Ok, must get down the details about the allotment. Firstly I live in a working class area of Nantes, a big town in western France and we just bought a flat there 6 months ago. So obviously no garden. My flat is surrounded by enticing cement planters in which you could grow a ton of stuff, but you can't get to the bloody things because of window railings! Grrr... Anyway I have been on my town's waiting list for an allotment for 3 years and lo and behold they ring me over Christmas to tell me I can have one! Yippee!
I rocked on over there to check it out where I was met by "Jeannot" the old fella who looks after the association of allotment holders. He showed me the plot - it's 100 square metres, I guess thet is 300 square feet and it has a little shed, a water butt and soon will have a compost bin. It has been gardened a little so only a few weeds and just some grass growing, along with a few pathetic leeks. There are also a comunal shed where there is a fridge, coffeemaker etc (lots of empty beer bottles in the bin, that's a good sign) toilets, bins, a BBQ and a patch where the wrinklies play French bowls in the warmer weather. The allotments are in the park behind our building so in summer I can just stroll over - at the moment that path is flooded so it'll be on me bike.
Now it's true I don't have a lot of time at the moment but I have waited so long, I could not refuse.

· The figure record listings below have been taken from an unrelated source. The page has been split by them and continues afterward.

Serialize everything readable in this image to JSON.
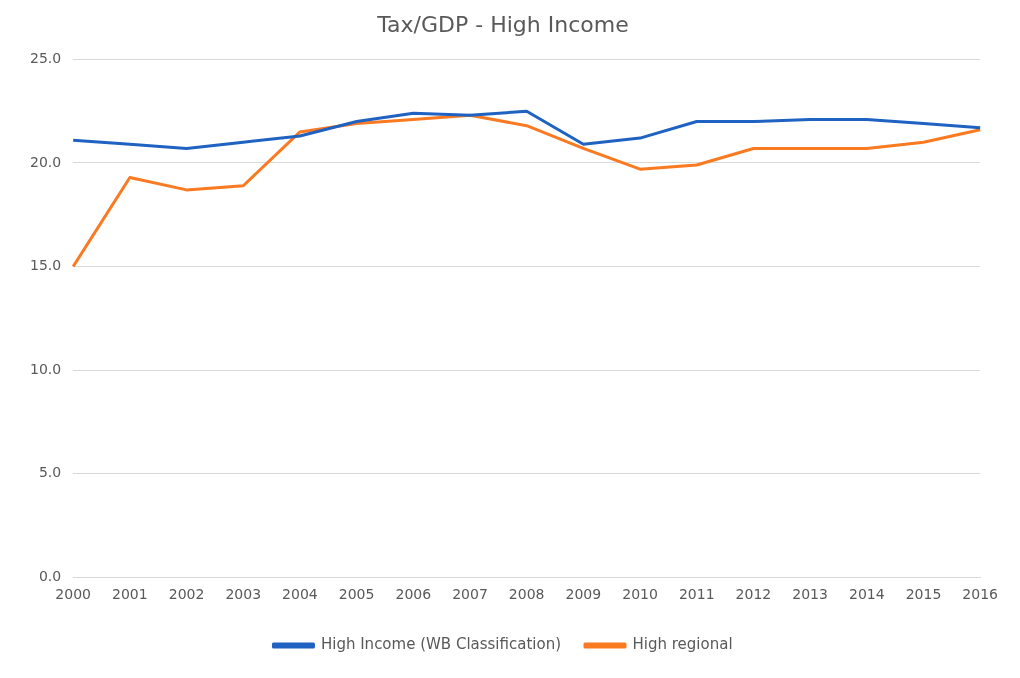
{
  "chart_data": {
    "type": "line",
    "title": "Tax/GDP - High Income",
    "categories": [
      "2000",
      "2001",
      "2002",
      "2003",
      "2004",
      "2005",
      "2006",
      "2007",
      "2008",
      "2009",
      "2010",
      "2011",
      "2012",
      "2013",
      "2014",
      "2015",
      "2016"
    ],
    "series": [
      {
        "name": "High Income (WB Classification)",
        "color": "#1f62c1",
        "values": [
          21.1,
          20.9,
          20.7,
          21.0,
          21.3,
          22.0,
          22.4,
          22.3,
          22.5,
          20.9,
          21.2,
          22.0,
          22.0,
          22.1,
          22.1,
          21.9,
          21.7
        ]
      },
      {
        "name": "High regional",
        "color": "#f97a21",
        "values": [
          15.0,
          19.3,
          18.7,
          18.9,
          21.5,
          21.9,
          22.1,
          22.3,
          21.8,
          20.7,
          19.7,
          19.9,
          20.7,
          20.7,
          20.7,
          21.0,
          21.6
        ]
      }
    ],
    "ylim": [
      0,
      25
    ],
    "yticks": [
      {
        "value": 0,
        "label": "0.0"
      },
      {
        "value": 5,
        "label": "5.0"
      },
      {
        "value": 10,
        "label": "10.0"
      },
      {
        "value": 15,
        "label": "15.0"
      },
      {
        "value": 20,
        "label": "20.0"
      },
      {
        "value": 25,
        "label": "25.0"
      }
    ],
    "grid": "y",
    "legend": "bottom",
    "marker": "none",
    "line_style": "solid"
  }
}
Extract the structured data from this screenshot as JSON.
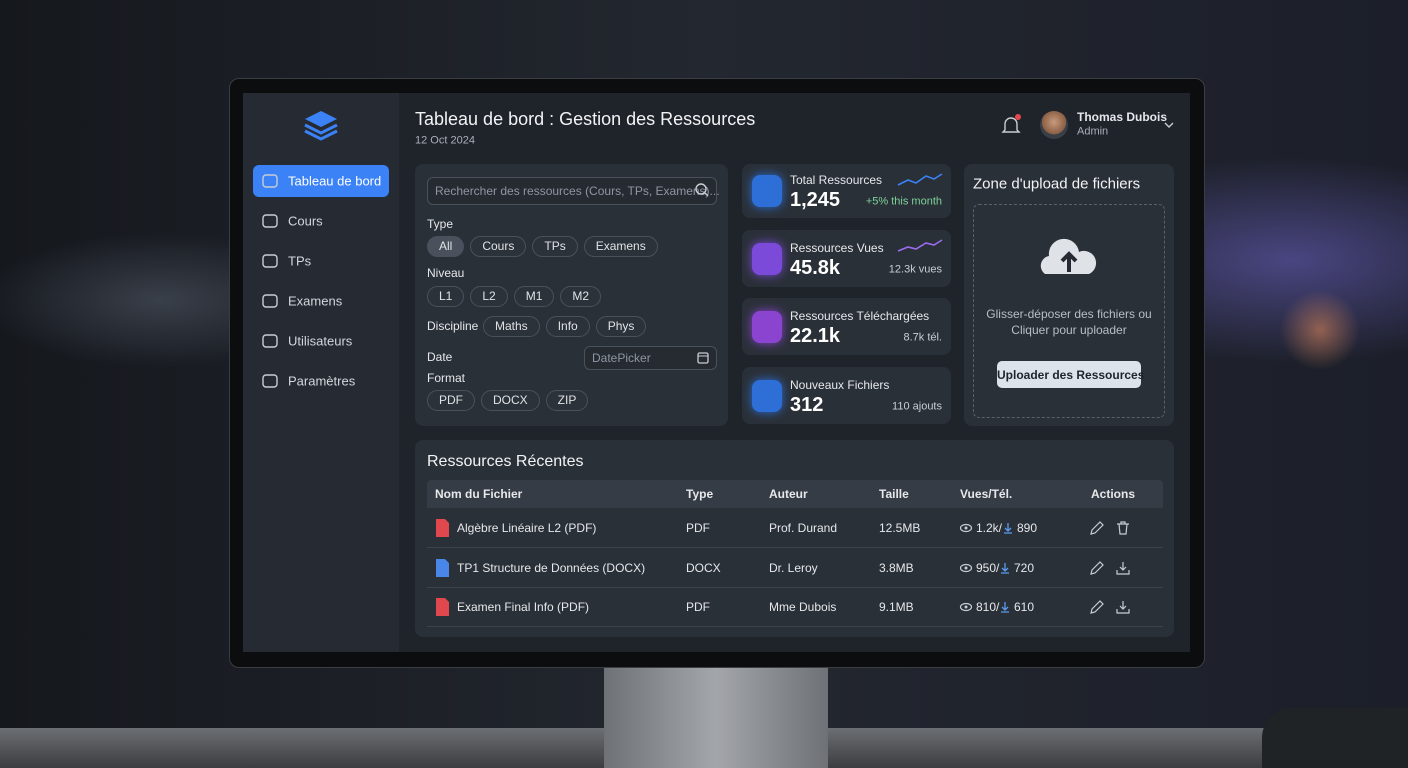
{
  "sidebar": {
    "nav": [
      "Tableau de bord",
      "Cours",
      "TPs",
      "Examens",
      "Utilisateurs",
      "Paramètres"
    ]
  },
  "header": {
    "title": "Tableau de bord : Gestion des Ressources",
    "date": "12 Oct 2024"
  },
  "user": {
    "name": "Thomas Dubois",
    "role": "Admin"
  },
  "filters": {
    "search": "Rechercher des ressources (Cours, TPs, Examens)...",
    "type": {
      "label": "Type",
      "options": [
        "All",
        "Cours",
        "TPs",
        "Examens"
      ]
    },
    "niveau": {
      "label": "Niveau",
      "options": [
        "L1",
        "L2",
        "M1",
        "M2"
      ]
    },
    "discipline": {
      "label": "Discipline",
      "options": [
        "Maths",
        "Info",
        "Phys"
      ]
    },
    "date": {
      "label": "Date",
      "picker": "DatePicker"
    },
    "format": {
      "label": "Format",
      "options": [
        "PDF",
        "DOCX",
        "ZIP"
      ]
    }
  },
  "stats": [
    {
      "label": "Total Ressources",
      "value": "1,245",
      "note": "+5% this month"
    },
    {
      "label": "Ressources Vues",
      "value": "45.8k",
      "note": "12.3k vues"
    },
    {
      "label": "Ressources Téléchargées",
      "value": "22.1k",
      "note": "8.7k tél."
    },
    {
      "label": "Nouveaux Fichiers",
      "value": "312",
      "note": "110 ajouts"
    }
  ],
  "upload": {
    "title": "Zone d'upload de fichiers",
    "text": [
      "Glisser-déposer des fichiers ou",
      "Cliquer pour uploader"
    ],
    "button": "Uploader des Ressources"
  },
  "table": {
    "title": "Ressources Récentes",
    "columns": [
      "Nom du Fichier",
      "Type",
      "Auteur",
      "Taille",
      "Vues/Tél.",
      "Actions"
    ],
    "rows": [
      [
        "Algèbre Linéaire L2 (PDF)",
        "PDF",
        "Prof. Durand",
        "12.5MB",
        "1.2k/",
        "890"
      ],
      [
        "TP1 Structure de Données (DOCX)",
        "DOCX",
        "Dr. Leroy",
        "3.8MB",
        "950/",
        "720"
      ],
      [
        "Examen Final Info (PDF)",
        "PDF",
        "Mme Dubois",
        "9.1MB",
        "810/",
        "610"
      ]
    ]
  }
}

So I filled in my form (69 euros a year, seems reasonable) and am now officially an allotment holder. So now what the flock do I do?
OK, have no tools so rushed out and bought a pitchfork, spade and rake. Must be a good start.
On Saturday I'll go down and try and drag up as many weeds as possible, then try and get one of the old lads to accept the bribery of a case of beer to run his rotovator over the plot for me. I must have confidence in the solidarity of my fellow gardeners 'cos I don't have much in myself to be frank.
Next will have to decide what to plant. Tomatoes, ok that's a bit of a way off yet, but for the spring, I thought I might try some spinach, radishes, lettuce, start off not too ambitious or I'll be quickly in the shit. Peas yes, yum, snow peas (mangetout) and big sweet podding peas up big sticks. Sounds good. A few herbs. A lavender bush for bees. Actually I hate bees, terrified of them, but I know they are my friend and I must appear to be holding out the gardener's hand of friendship. Later on beans, spuds (something nice to eat, not big floury storing ones), beetroot, strawberries. Ideas of pastoral paradise.
Ah bollocks, I know full well that my lettuce will probably bolt, and my basil will go black and some bastard robin will probably eat all the strawberries once my back is turned but the IDEA is so tempting...growing your own food, that's a magic idea! It's man's biggest achievement when you think about it, bugger the internal combustion engine or heart transplants, when you can feed yourself at will, you're a step up on the evolutionary ladder. I feel somehow...evolved.